Reflective Writing: Cybersecurity Ethics – PHIL 355E
This class has changed how I view my future career in cyber security. There were three key takeaways for me. Firstly, that legality and morality are not synonymous. There will come times as a compliance professional when something can be done, but it is not the right thing to do, and I will need to have the fortitude to recognize that. Secondly, that professionalism pledges allegiance to a mission and its ideology, not people. I have learned through experience how loyalty to people can cause individuals to make choices that detriment the mission as a whole. In GRC, where we are tasked to ensure an organization is holding themselves accountable to their own policies and external regulations, loyalty to people can be detrimental. Lastly, that calling out something that is wrong is not betrayal, it is called accountability. These lessons were not learned just to pass a class. I will carry them with me.

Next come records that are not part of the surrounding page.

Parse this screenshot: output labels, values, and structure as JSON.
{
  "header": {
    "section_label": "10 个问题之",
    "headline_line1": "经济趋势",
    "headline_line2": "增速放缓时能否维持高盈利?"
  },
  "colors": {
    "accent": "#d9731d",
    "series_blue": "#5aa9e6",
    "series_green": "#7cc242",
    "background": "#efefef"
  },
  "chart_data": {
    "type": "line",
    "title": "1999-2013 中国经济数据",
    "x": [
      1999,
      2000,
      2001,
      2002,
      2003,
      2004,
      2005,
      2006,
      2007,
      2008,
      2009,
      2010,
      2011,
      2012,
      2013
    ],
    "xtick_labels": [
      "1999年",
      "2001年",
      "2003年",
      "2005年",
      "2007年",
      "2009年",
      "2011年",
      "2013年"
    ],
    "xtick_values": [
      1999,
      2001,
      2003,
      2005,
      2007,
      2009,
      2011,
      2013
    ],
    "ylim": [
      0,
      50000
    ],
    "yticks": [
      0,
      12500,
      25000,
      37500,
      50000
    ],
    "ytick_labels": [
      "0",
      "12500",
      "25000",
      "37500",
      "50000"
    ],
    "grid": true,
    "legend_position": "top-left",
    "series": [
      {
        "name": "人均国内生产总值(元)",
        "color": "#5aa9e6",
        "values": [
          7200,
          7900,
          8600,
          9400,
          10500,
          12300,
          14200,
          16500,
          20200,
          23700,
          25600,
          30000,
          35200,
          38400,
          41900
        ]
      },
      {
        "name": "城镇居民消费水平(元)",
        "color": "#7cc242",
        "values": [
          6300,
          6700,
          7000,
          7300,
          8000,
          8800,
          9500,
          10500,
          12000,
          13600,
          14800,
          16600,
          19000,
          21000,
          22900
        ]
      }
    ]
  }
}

Case Analysis: Utilitarianism & Google Street View – PHIL 355E
The reason this paper really stood out to me was that it forced me to assess the deployment of an actual technology from the perspective of multiple stakeholders at once. I made the case that the deployment of Google Street View was unethical not because the tech was bad, but because Google hadn’t considered that privacy means different things to different communities. That type of multi-stakeholder analysis is what risk assessment is all about. Recognizing risk is step one. Realizing who has what stake and how they will be impacted is what differentiates compliance from risk management.
Virtue Ethics Reflection – PHIL 355E
This reflection explored how character is developed by experience, not rules. I related Aristotle’s idea of phronesis (practical wisdom) to my own career. Growing into an ethical cybersecurity professional does not come with a stamp of approval. It is the practice of honing judgment, learning from failure, and building character to do the right thing when no one is making you. The Navy taught me this principle as well. This class gave me the framework to analyze it intentionally.

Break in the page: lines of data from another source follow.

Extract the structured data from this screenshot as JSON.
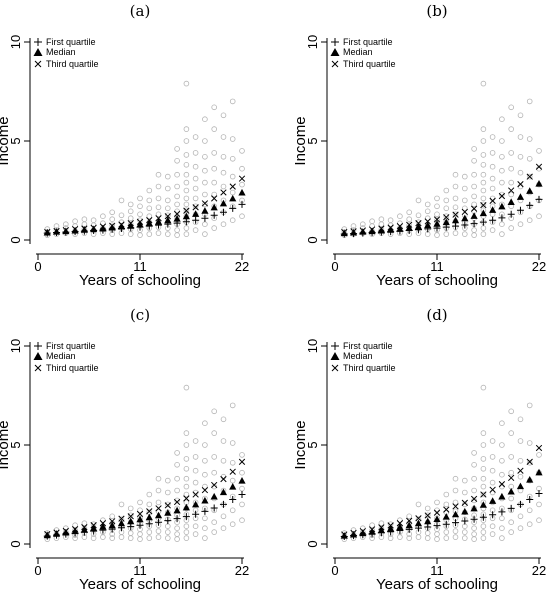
{
  "chart_data": [
    {
      "type": "scatter",
      "title": "(a)",
      "xlabel": "Years of schooling",
      "ylabel": "Income",
      "xlim": [
        0,
        22
      ],
      "ylim": [
        0,
        10
      ],
      "x_ticks": [
        0,
        11,
        22
      ],
      "y_ticks": [
        0,
        5,
        10
      ],
      "legend": {
        "placement": "top-left",
        "entries": [
          "First quartile",
          "Median",
          "Third quartile"
        ]
      },
      "series": [
        {
          "name": "First quartile",
          "marker": "plus",
          "color": "#000000",
          "x": [
            1,
            2,
            3,
            4,
            5,
            6,
            7,
            8,
            9,
            10,
            11,
            12,
            13,
            14,
            15,
            16,
            17,
            18,
            19,
            20,
            21,
            22
          ],
          "y": [
            0.35,
            0.38,
            0.4,
            0.42,
            0.45,
            0.48,
            0.5,
            0.55,
            0.58,
            0.62,
            0.65,
            0.7,
            0.75,
            0.8,
            0.85,
            0.92,
            1.0,
            1.1,
            1.25,
            1.4,
            1.6,
            1.8
          ]
        },
        {
          "name": "Median",
          "marker": "triangle",
          "color": "#000000",
          "x": [
            1,
            2,
            3,
            4,
            5,
            6,
            7,
            8,
            9,
            10,
            11,
            12,
            13,
            14,
            15,
            16,
            17,
            18,
            19,
            20,
            21,
            22
          ],
          "y": [
            0.38,
            0.42,
            0.45,
            0.48,
            0.52,
            0.55,
            0.58,
            0.63,
            0.68,
            0.72,
            0.78,
            0.85,
            0.92,
            1.0,
            1.08,
            1.2,
            1.32,
            1.48,
            1.65,
            1.85,
            2.1,
            2.4
          ]
        },
        {
          "name": "Third quartile",
          "marker": "cross",
          "color": "#000000",
          "x": [
            1,
            2,
            3,
            4,
            5,
            6,
            7,
            8,
            9,
            10,
            11,
            12,
            13,
            14,
            15,
            16,
            17,
            18,
            19,
            20,
            21,
            22
          ],
          "y": [
            0.4,
            0.45,
            0.5,
            0.55,
            0.58,
            0.62,
            0.68,
            0.72,
            0.78,
            0.85,
            0.92,
            1.0,
            1.1,
            1.2,
            1.32,
            1.48,
            1.65,
            1.85,
            2.1,
            2.4,
            2.7,
            3.1
          ]
        }
      ]
    },
    {
      "type": "scatter",
      "title": "(b)",
      "xlabel": "Years of schooling",
      "ylabel": "Income",
      "xlim": [
        0,
        22
      ],
      "ylim": [
        0,
        10
      ],
      "x_ticks": [
        0,
        11,
        22
      ],
      "y_ticks": [
        0,
        5,
        10
      ],
      "legend": {
        "placement": "top-left",
        "entries": [
          "First quartile",
          "Median",
          "Third quartile"
        ]
      },
      "series": [
        {
          "name": "First quartile",
          "marker": "plus",
          "color": "#000000",
          "x": [
            1,
            2,
            3,
            4,
            5,
            6,
            7,
            8,
            9,
            10,
            11,
            12,
            13,
            14,
            15,
            16,
            17,
            18,
            19,
            20,
            21,
            22
          ],
          "y": [
            0.3,
            0.32,
            0.35,
            0.38,
            0.4,
            0.42,
            0.45,
            0.48,
            0.52,
            0.56,
            0.6,
            0.65,
            0.7,
            0.76,
            0.83,
            0.9,
            1.0,
            1.12,
            1.3,
            1.5,
            1.75,
            2.05
          ]
        },
        {
          "name": "Median",
          "marker": "triangle",
          "color": "#000000",
          "x": [
            1,
            2,
            3,
            4,
            5,
            6,
            7,
            8,
            9,
            10,
            11,
            12,
            13,
            14,
            15,
            16,
            17,
            18,
            19,
            20,
            21,
            22
          ],
          "y": [
            0.35,
            0.38,
            0.42,
            0.45,
            0.48,
            0.52,
            0.56,
            0.62,
            0.68,
            0.75,
            0.82,
            0.9,
            1.0,
            1.1,
            1.22,
            1.36,
            1.52,
            1.7,
            1.92,
            2.18,
            2.48,
            2.85
          ]
        },
        {
          "name": "Third quartile",
          "marker": "cross",
          "color": "#000000",
          "x": [
            1,
            2,
            3,
            4,
            5,
            6,
            7,
            8,
            9,
            10,
            11,
            12,
            13,
            14,
            15,
            16,
            17,
            18,
            19,
            20,
            21,
            22
          ],
          "y": [
            0.4,
            0.44,
            0.48,
            0.53,
            0.58,
            0.63,
            0.7,
            0.77,
            0.85,
            0.94,
            1.04,
            1.15,
            1.28,
            1.42,
            1.58,
            1.76,
            1.98,
            2.22,
            2.5,
            2.82,
            3.2,
            3.7
          ]
        }
      ]
    },
    {
      "type": "scatter",
      "title": "(c)",
      "xlabel": "Years of schooling",
      "ylabel": "Income",
      "xlim": [
        0,
        22
      ],
      "ylim": [
        0,
        10
      ],
      "x_ticks": [
        0,
        11,
        22
      ],
      "y_ticks": [
        0,
        5,
        10
      ],
      "legend": {
        "placement": "top-left",
        "entries": [
          "First quartile",
          "Median",
          "Third quartile"
        ]
      },
      "series": [
        {
          "name": "First quartile",
          "marker": "plus",
          "color": "#000000",
          "x": [
            1,
            2,
            3,
            4,
            5,
            6,
            7,
            8,
            9,
            10,
            11,
            12,
            13,
            14,
            15,
            16,
            17,
            18,
            19,
            20,
            21,
            22
          ],
          "y": [
            0.4,
            0.45,
            0.5,
            0.55,
            0.6,
            0.65,
            0.7,
            0.75,
            0.82,
            0.88,
            0.95,
            1.02,
            1.1,
            1.18,
            1.28,
            1.38,
            1.5,
            1.65,
            1.82,
            2.0,
            2.25,
            2.5
          ]
        },
        {
          "name": "Median",
          "marker": "triangle",
          "color": "#000000",
          "x": [
            1,
            2,
            3,
            4,
            5,
            6,
            7,
            8,
            9,
            10,
            11,
            12,
            13,
            14,
            15,
            16,
            17,
            18,
            19,
            20,
            21,
            22
          ],
          "y": [
            0.45,
            0.52,
            0.58,
            0.65,
            0.72,
            0.8,
            0.88,
            0.95,
            1.05,
            1.15,
            1.25,
            1.35,
            1.45,
            1.58,
            1.7,
            1.85,
            2.0,
            2.2,
            2.4,
            2.62,
            2.9,
            3.2
          ]
        },
        {
          "name": "Third quartile",
          "marker": "cross",
          "color": "#000000",
          "x": [
            1,
            2,
            3,
            4,
            5,
            6,
            7,
            8,
            9,
            10,
            11,
            12,
            13,
            14,
            15,
            16,
            17,
            18,
            19,
            20,
            21,
            22
          ],
          "y": [
            0.5,
            0.58,
            0.66,
            0.75,
            0.85,
            0.95,
            1.05,
            1.15,
            1.28,
            1.4,
            1.52,
            1.65,
            1.8,
            1.95,
            2.12,
            2.3,
            2.5,
            2.72,
            2.98,
            3.28,
            3.65,
            4.15
          ]
        }
      ]
    },
    {
      "type": "scatter",
      "title": "(d)",
      "xlabel": "Years of schooling",
      "ylabel": "Income",
      "xlim": [
        0,
        22
      ],
      "ylim": [
        0,
        10
      ],
      "x_ticks": [
        0,
        11,
        22
      ],
      "y_ticks": [
        0,
        5,
        10
      ],
      "legend": {
        "placement": "top-left",
        "entries": [
          "First quartile",
          "Median",
          "Third quartile"
        ]
      },
      "series": [
        {
          "name": "First quartile",
          "marker": "plus",
          "color": "#000000",
          "x": [
            1,
            2,
            3,
            4,
            5,
            6,
            7,
            8,
            9,
            10,
            11,
            12,
            13,
            14,
            15,
            16,
            17,
            18,
            19,
            20,
            21,
            22
          ],
          "y": [
            0.38,
            0.42,
            0.47,
            0.52,
            0.57,
            0.62,
            0.68,
            0.74,
            0.8,
            0.86,
            0.93,
            1.0,
            1.08,
            1.16,
            1.25,
            1.35,
            1.48,
            1.62,
            1.8,
            2.0,
            2.25,
            2.55
          ]
        },
        {
          "name": "Median",
          "marker": "triangle",
          "color": "#000000",
          "x": [
            1,
            2,
            3,
            4,
            5,
            6,
            7,
            8,
            9,
            10,
            11,
            12,
            13,
            14,
            15,
            16,
            17,
            18,
            19,
            20,
            21,
            22
          ],
          "y": [
            0.42,
            0.48,
            0.55,
            0.62,
            0.7,
            0.78,
            0.86,
            0.95,
            1.05,
            1.15,
            1.26,
            1.38,
            1.5,
            1.64,
            1.8,
            1.98,
            2.18,
            2.4,
            2.65,
            2.92,
            3.25,
            3.62
          ]
        },
        {
          "name": "Third quartile",
          "marker": "cross",
          "color": "#000000",
          "x": [
            1,
            2,
            3,
            4,
            5,
            6,
            7,
            8,
            9,
            10,
            11,
            12,
            13,
            14,
            15,
            16,
            17,
            18,
            19,
            20,
            21,
            22
          ],
          "y": [
            0.48,
            0.56,
            0.65,
            0.74,
            0.84,
            0.94,
            1.05,
            1.17,
            1.3,
            1.44,
            1.58,
            1.74,
            1.9,
            2.08,
            2.28,
            2.5,
            2.74,
            3.02,
            3.34,
            3.7,
            4.15,
            4.85
          ]
        }
      ]
    }
  ],
  "background_points": {
    "marker": "open-circle",
    "color": "#b4b4b4",
    "x": [
      1,
      1,
      1,
      2,
      2,
      2,
      3,
      3,
      3,
      4,
      4,
      4,
      4,
      5,
      5,
      5,
      5,
      6,
      6,
      6,
      6,
      7,
      7,
      7,
      7,
      8,
      8,
      8,
      8,
      8,
      9,
      9,
      9,
      9,
      9,
      10,
      10,
      10,
      10,
      10,
      10,
      11,
      11,
      11,
      11,
      11,
      11,
      11,
      12,
      12,
      12,
      12,
      12,
      12,
      12,
      13,
      13,
      13,
      13,
      13,
      13,
      13,
      13,
      14,
      14,
      14,
      14,
      14,
      14,
      14,
      14,
      15,
      15,
      15,
      15,
      15,
      15,
      15,
      15,
      15,
      15,
      15,
      16,
      16,
      16,
      16,
      16,
      16,
      16,
      16,
      16,
      16,
      16,
      16,
      16,
      16,
      16,
      17,
      17,
      17,
      17,
      17,
      17,
      17,
      17,
      17,
      17,
      18,
      18,
      18,
      18,
      18,
      18,
      18,
      18,
      18,
      18,
      19,
      19,
      19,
      19,
      19,
      19,
      19,
      19,
      19,
      20,
      20,
      20,
      20,
      20,
      20,
      20,
      20,
      21,
      21,
      21,
      21,
      21,
      21,
      21,
      22,
      22,
      22,
      22,
      22
    ],
    "y": [
      0.25,
      0.4,
      0.55,
      0.3,
      0.5,
      0.7,
      0.35,
      0.6,
      0.8,
      0.3,
      0.45,
      0.7,
      0.95,
      0.35,
      0.55,
      0.8,
      1.05,
      0.3,
      0.5,
      0.75,
      1.0,
      0.35,
      0.6,
      0.85,
      1.2,
      0.3,
      0.5,
      0.75,
      1.05,
      1.4,
      0.35,
      0.6,
      0.9,
      1.25,
      2.0,
      0.3,
      0.55,
      0.8,
      1.1,
      1.45,
      1.8,
      0.25,
      0.5,
      0.75,
      1.0,
      1.3,
      1.7,
      2.1,
      0.3,
      0.6,
      0.9,
      1.2,
      1.6,
      2.0,
      2.5,
      0.35,
      0.65,
      0.95,
      1.3,
      1.65,
      2.1,
      2.7,
      3.3,
      0.3,
      0.6,
      0.9,
      1.25,
      1.6,
      2.0,
      2.6,
      3.2,
      0.25,
      0.5,
      0.8,
      1.1,
      1.45,
      1.8,
      2.2,
      2.7,
      3.3,
      4.0,
      4.6,
      0.3,
      0.6,
      0.9,
      1.2,
      1.5,
      1.8,
      2.1,
      2.5,
      2.9,
      3.3,
      3.8,
      4.3,
      5.0,
      5.6,
      7.9,
      0.5,
      0.9,
      1.3,
      1.7,
      2.1,
      2.6,
      3.1,
      3.7,
      4.4,
      5.2,
      0.3,
      0.8,
      1.3,
      1.8,
      2.3,
      2.9,
      3.5,
      4.2,
      5.0,
      6.1,
      0.6,
      1.1,
      1.7,
      2.3,
      2.9,
      3.6,
      4.4,
      5.6,
      6.7,
      0.8,
      1.4,
      2.0,
      2.7,
      3.4,
      4.2,
      5.2,
      6.3,
      1.0,
      1.7,
      2.4,
      3.2,
      4.1,
      5.1,
      7.0,
      1.2,
      2.0,
      2.8,
      3.6,
      4.5
    ]
  }
}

First Amendment Memo – CYSE 406 Cyber Law
This memo had me consider First Amendment issues from the viewpoints of citizens, private platforms, government regulators, and minority communities whose speech interests often compete.I balanced three competing claims all at once based on the facts of a campus speech disruption. For a GRC professional regulatory interpretation always means thinking about who the rule was written from, and whose interests it protects. This assignment built that muscle directly.